WISERD Working Paper Series, WISERD/WPS/001
This paper aims to review the state of play of GIS use in measuring accessibility to services drawing on work in areas such as health, public services, transport and environmental justice. The first section describes what is meant by ‘accessibility’ in the context of our research. To date this has predominantly been concerned with measures of geographical accessibility whilst recognising that this forms but one component of a wider notion of access which includes financial, socio-economic and physical measures. We then focus on geographical accessibility to outline some of the key methodological issues that continue to form the basis of numerous studies in this area – including scale of aggregation, distance
metrics used, and the implications of different population assignment techniques. Such issues are illustrated using the floating catchment technique, one of the most popular methods for measuring accessibility in the social science literature over the last decade. We demonstrate its application using the case study of access to public transit in the Head of the Valleys area of South Wales. The paper goes on to describe a research agenda aimed at improving such measures by: incorporating public transport timetables, analysing services of varying quality and characteristics, and measuring access for differing socio-economic groups and alternative (population) demand points.
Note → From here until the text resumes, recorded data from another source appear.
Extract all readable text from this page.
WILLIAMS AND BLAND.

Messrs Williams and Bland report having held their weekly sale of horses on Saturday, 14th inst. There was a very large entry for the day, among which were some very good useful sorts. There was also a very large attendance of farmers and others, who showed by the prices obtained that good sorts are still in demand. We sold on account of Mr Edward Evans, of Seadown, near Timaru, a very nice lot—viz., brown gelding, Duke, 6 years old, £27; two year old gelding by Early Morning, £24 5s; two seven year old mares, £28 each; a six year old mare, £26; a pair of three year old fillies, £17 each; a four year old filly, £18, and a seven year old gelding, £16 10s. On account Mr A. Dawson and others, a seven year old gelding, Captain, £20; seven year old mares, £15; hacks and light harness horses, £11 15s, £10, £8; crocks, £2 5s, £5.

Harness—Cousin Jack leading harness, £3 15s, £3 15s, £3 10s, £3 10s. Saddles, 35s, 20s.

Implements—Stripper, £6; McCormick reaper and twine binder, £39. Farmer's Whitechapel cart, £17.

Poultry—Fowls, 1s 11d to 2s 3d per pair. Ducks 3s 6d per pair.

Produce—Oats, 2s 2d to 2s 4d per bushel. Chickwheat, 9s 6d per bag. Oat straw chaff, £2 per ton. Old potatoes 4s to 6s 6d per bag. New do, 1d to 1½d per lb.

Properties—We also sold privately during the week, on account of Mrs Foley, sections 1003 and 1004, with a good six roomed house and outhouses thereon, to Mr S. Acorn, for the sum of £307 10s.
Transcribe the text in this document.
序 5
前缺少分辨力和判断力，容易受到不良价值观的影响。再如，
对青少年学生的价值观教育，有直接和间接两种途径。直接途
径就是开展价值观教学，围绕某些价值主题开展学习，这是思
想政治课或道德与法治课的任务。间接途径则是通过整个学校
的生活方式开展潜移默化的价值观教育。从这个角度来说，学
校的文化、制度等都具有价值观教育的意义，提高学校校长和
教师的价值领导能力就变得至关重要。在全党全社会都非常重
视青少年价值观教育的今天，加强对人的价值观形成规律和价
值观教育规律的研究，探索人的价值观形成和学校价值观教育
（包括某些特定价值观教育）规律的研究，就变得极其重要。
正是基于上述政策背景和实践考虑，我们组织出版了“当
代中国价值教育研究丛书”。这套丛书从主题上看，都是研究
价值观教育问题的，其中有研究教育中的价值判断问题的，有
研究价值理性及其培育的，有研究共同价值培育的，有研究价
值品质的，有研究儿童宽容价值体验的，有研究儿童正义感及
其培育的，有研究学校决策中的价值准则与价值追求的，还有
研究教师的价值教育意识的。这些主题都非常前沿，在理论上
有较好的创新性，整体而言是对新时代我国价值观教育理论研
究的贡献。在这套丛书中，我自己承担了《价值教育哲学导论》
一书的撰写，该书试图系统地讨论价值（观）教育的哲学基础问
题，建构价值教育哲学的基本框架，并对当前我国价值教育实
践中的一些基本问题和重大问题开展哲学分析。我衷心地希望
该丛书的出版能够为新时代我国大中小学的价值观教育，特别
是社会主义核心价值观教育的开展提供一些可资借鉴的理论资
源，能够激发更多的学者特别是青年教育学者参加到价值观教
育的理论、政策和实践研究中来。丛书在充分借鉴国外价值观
The final section outlines preliminary thoughts on how modelled accessibility measures could be combined with qualitative data to provide a more complete picture of the factors influencing accessibility and how this relates to resident perceptions of access to key public services. In so-doing we highlight the importance of contextualising measures with the daily experiences of residents through Qualitative GIS, and explore new ways in which such data can be integrated through mixed method approaches.